Al revisar estos reportajes sobre represión e injusticia, de inmediato emerge la voz de uno de los cronistas más notables de su tiempo. Moya, no va a cumplir una orden, sino a hacer un registro histórico y una declaración de principios. Es ahí donde expone su propia visión de la realidad, con plena conciencia de ser un testigo de su momento. El fotógrafo apuesta por un discurso vital, recurre al arte, a la imagen, como un instrumento que define su manera de acercarse y pensar el mundo. En Moya la fotografía es un ejercicio de reflexión.
“Me han puesto el sello de ser un fotógrafo de los disturbios, pero mi foto también tiene mucho de lúdica, de búsqueda en la calle, de visiones, me gustaba mucho aproximarme a la gente. Yo no salgo a buscar una fotografía, salgo y me encuentro con la realidad, por eso me digo fotógrafo realista y humanista, esencialmente. Me influyen mucho el neorrealismo en el cine y la pintura renacentista. Experimento poco, experimento sobre las mismas cosas que me ofrece la realidad, contraluces, siluetas, pero mi foto sigue siendo conservadora, formal.”
Si hurgamos aún en su archivo, sobresale la sección de retrato, acaso el núcleo de su quehacer. Aquí volvemos al personaje anónimo, al que lo sorprende en su andar, pero también a los protagonistas del momento: el Indio Fernández, Juan O’Gorman, Carlos Pellicer, Renato Leduc, Mariana Yampolsky, entre muchos otros. Consignó, además, el último encuentro entre David Alfaro Siqueiros y Diego Rivera. Su amistad con Gabriel García Márquez, “aunque superficial, era afectuosa”, recuerda Moya. Las primeras fotos que le hizo, en el 67, ilustrarían la primera edición de Cien años de soledad, sin embargo, Vicente Rojo decidió no incluirlas en su diseño de portada. Más adelante, tras el incidente con Vargas Llosa, García Márquez lo buscó para registrar el hecho: “Vargas Llosa lo agrede brutalmente”, narra Moya, “le da un derechazo, en todos sentidos, con el puño derecho y también ideológicamente. Le daña un ojo. Al día siguiente García Márquez llega a mi casa, de improviso, para que le haga unas fotografías. Las hice y cuando salió, me dijo: ‘Mándame un juego y guarda los negativos’. Los guardé durante 35 años.” Las fotografías se publicaron por primera vez en el diario La Jornada, el día del 80 aniversario de Gabo.

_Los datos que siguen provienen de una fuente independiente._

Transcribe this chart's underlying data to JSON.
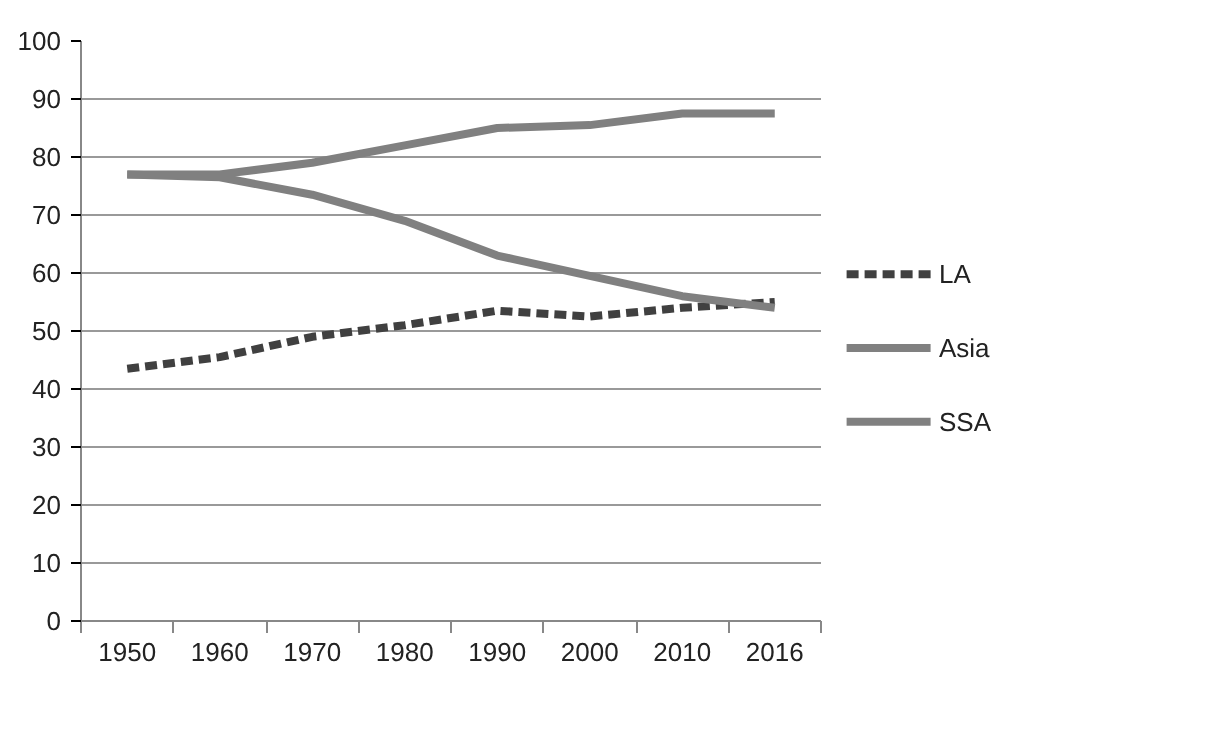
{
  "chart_data": {
    "type": "line",
    "categories": [
      "1950",
      "1960",
      "1970",
      "1980",
      "1990",
      "2000",
      "2010",
      "2016"
    ],
    "series": [
      {
        "name": "LA",
        "color": "#404040",
        "line_style": "dashed",
        "values": [
          43.5,
          45.5,
          49,
          51,
          53.5,
          52.5,
          54,
          55
        ]
      },
      {
        "name": "Asia",
        "color": "#808080",
        "line_style": "solid",
        "values": [
          77,
          76.5,
          73.5,
          69,
          63,
          59.5,
          56,
          54
        ]
      },
      {
        "name": "SSA",
        "color": "#808080",
        "line_style": "solid",
        "values": [
          77,
          77,
          79,
          82,
          85,
          85.5,
          87.5,
          87.5
        ]
      }
    ],
    "ylim": [
      0,
      100
    ],
    "yticks": [
      0,
      10,
      20,
      30,
      40,
      50,
      60,
      70,
      80,
      90,
      100
    ],
    "grid": "y",
    "legend": "right",
    "marker": "none"
  }
}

El Archivo Fotográfico Rodrigo Moya contiene más de 40,000 negativos, alrededor del 60% de su producción fotográfica. El resto se perdió en la redacción de los periódicos y revistas. Desde su llegada a Cuernavaca hace 35 años, se ha dedicado, junto con Susan, a ordenar esa parte de su vida que había dejado atrás. “Cuando llego a vivir aquí, después de una larga enfermedad, me asomo a los objetos de la mudanza y flota un archivo fotográfico que tenía tres décadas abandonado. Ver ese archivo fue entrar a la máquina del tiempo. Ahí te enfrentas a la felicidad, a la desgracia, a cosas maravillosas y también terribles. La más cruel de las memorias es la foto, tiene una carga tremenda de nostalgia y melancolía, pero al mismo tiempo es un motor de la memoria.”
Asomarse al archivo fotográfico de Rodrigo Moya nos permite recorrer una época de la historia de México, mirar el pasado con los ojos puestos en el presente. Su fotografía no es sólo el testimonio de un periodista en su tiempo, es también revelación. La mirada crítica de Moya, provoca, invita a reflexionar sobre el modo como enfrentamos el mundo actual. Entrar en esa máquina del tiempo, perderse en sus laberintos, es ir al rescate de la memoria, cruzar el río del olvido.